I still have an old chef coat hanging in my closet. The one I wore most days. I liked the zippers instead of the buttons most of the time my hands were too tight to unbutton the buttons after work. Quick unzip and I was ready to roll to the bar for the vodka reward. In two hours I’d have a rocks glass filled with deflated limes, punched with stir straws. I used them to pulp the limes it made the burn of the alcohol go away. I’d drink 4 or 5 before deciding if I wanted to make it a “shot” night. Then it would be lights out for the rest of the evening. I’d wake up hating that guy. HATING
Never hate yourself for being.
This chef coat that still hangs in my closet but it gets put away today. Hanger and all. There’s absolutely no reason to have this memory hanging around anymore. Why did I keep this coat in my closet for so long?
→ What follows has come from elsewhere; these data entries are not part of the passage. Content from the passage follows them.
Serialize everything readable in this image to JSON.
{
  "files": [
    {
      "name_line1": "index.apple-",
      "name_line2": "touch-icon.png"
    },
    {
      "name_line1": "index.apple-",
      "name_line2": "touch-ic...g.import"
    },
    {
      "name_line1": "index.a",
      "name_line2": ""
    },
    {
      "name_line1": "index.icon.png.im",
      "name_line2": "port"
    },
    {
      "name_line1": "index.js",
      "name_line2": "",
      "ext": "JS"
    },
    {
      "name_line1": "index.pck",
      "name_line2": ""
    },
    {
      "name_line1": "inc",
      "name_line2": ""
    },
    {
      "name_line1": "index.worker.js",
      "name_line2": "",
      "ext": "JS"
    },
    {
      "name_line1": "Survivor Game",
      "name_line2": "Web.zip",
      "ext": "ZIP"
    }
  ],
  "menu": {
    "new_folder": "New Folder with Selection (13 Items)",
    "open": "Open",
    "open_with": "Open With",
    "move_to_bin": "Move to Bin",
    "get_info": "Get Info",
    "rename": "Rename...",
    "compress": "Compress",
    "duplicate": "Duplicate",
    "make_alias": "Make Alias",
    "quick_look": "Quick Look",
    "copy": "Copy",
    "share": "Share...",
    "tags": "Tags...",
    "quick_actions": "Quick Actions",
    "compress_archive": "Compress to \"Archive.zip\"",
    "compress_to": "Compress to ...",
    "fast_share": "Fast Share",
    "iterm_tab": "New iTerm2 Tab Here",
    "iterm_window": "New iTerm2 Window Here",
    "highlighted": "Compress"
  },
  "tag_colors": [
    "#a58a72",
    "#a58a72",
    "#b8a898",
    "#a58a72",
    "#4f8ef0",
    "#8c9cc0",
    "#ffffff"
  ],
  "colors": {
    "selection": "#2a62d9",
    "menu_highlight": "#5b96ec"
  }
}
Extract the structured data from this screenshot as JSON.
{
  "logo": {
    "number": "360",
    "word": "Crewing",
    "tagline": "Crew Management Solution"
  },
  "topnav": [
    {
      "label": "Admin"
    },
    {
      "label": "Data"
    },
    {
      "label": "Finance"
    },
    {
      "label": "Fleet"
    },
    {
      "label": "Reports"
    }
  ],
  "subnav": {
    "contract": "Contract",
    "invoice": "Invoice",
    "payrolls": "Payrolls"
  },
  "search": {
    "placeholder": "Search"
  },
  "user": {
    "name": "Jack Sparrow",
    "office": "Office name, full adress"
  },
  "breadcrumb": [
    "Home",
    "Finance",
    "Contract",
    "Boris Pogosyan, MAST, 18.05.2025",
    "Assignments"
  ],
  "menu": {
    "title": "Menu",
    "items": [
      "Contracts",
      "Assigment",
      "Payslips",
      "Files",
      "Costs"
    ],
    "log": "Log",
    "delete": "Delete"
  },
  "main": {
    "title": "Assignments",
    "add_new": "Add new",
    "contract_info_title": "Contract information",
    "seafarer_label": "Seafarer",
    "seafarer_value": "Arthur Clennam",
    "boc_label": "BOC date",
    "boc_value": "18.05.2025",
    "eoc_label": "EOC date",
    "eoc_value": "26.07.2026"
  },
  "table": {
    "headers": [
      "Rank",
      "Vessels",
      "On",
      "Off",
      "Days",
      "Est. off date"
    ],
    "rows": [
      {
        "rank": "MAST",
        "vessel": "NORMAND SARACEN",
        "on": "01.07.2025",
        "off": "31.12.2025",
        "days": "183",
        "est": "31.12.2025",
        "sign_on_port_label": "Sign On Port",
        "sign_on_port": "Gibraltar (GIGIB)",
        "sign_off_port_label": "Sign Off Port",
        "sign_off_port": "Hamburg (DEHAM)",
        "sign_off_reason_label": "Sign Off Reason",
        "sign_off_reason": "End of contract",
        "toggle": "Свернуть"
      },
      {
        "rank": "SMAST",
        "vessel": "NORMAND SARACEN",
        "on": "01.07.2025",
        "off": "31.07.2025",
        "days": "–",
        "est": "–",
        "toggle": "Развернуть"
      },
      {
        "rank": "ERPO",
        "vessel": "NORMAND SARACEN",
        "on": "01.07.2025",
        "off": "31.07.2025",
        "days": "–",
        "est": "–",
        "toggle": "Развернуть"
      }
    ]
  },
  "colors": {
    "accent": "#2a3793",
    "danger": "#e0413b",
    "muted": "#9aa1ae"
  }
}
Symbolism, hanging history. Reflected remembrance
It’s stayed around until it was ready to be discarded. I get it. You think you’re done but there’s always something there to remind me. Old Naked Eyes reference Gen xers. This coat won’t go into the attic. It doesn’t get to stick around.
Nothing personal. You just don’t belong here anymore.
I think I kept this coat around for a subconscious “just in case”
Just in case
We all know there’s not going to be another “just in case”. I think this is my first moment accepting this. There won’t be another Southern.
Diner
Bar
Restaurant
I’ve subconsciously held onto that feeling without even realizing it. The “hey you know I just might one day!”
Nah. I’m good. I’m really good.
*grabs coat
*takes one final look
The chef coat now sits in my trash bin outside. Folded up. It’s odd because there’s still a the old part of me trying to go back outside to bring it back inside.
A vocational security blanket.
Sorry Linus. Time to let it go.
Dream another dream this dream is over.
*page turned
I’m literally looking at that guy behind the prep table right now.
He’s smiling, he thinks he’s got it all figured out. Stained coffee cup in hand, wusthof in the other. Staring at the prep list that never ended.
Living the dream. Full of that gusto that’s going to be pulled out from under him soon.
That smile would fade in a few years. It would no longer be his passion it would take over his life. His persona. The system would envelop him.
I want to tap on the glass and tell him “hey! It’s going to be a tough ride for a while. You’ll be fine. I’m waiting for you on the other side”
I’m wrapping this era up. Putting it in a box and carefully placing it in its own sacred corner. It’s time. I’ve already made peace with the time it took to reckon with it. I used to introduce myself as Chad the old owner of SCHGP (I left a letter out whoops) now it’s just Chad.
I like just Chad
This is how I process things now. I don’t reflect daily on the old, I acknowledge and I move on.
Reset my settings.
Wisdom? Maybe. Or I’m finally finding my wave. A new coat to wear or a life without ever needing a new one.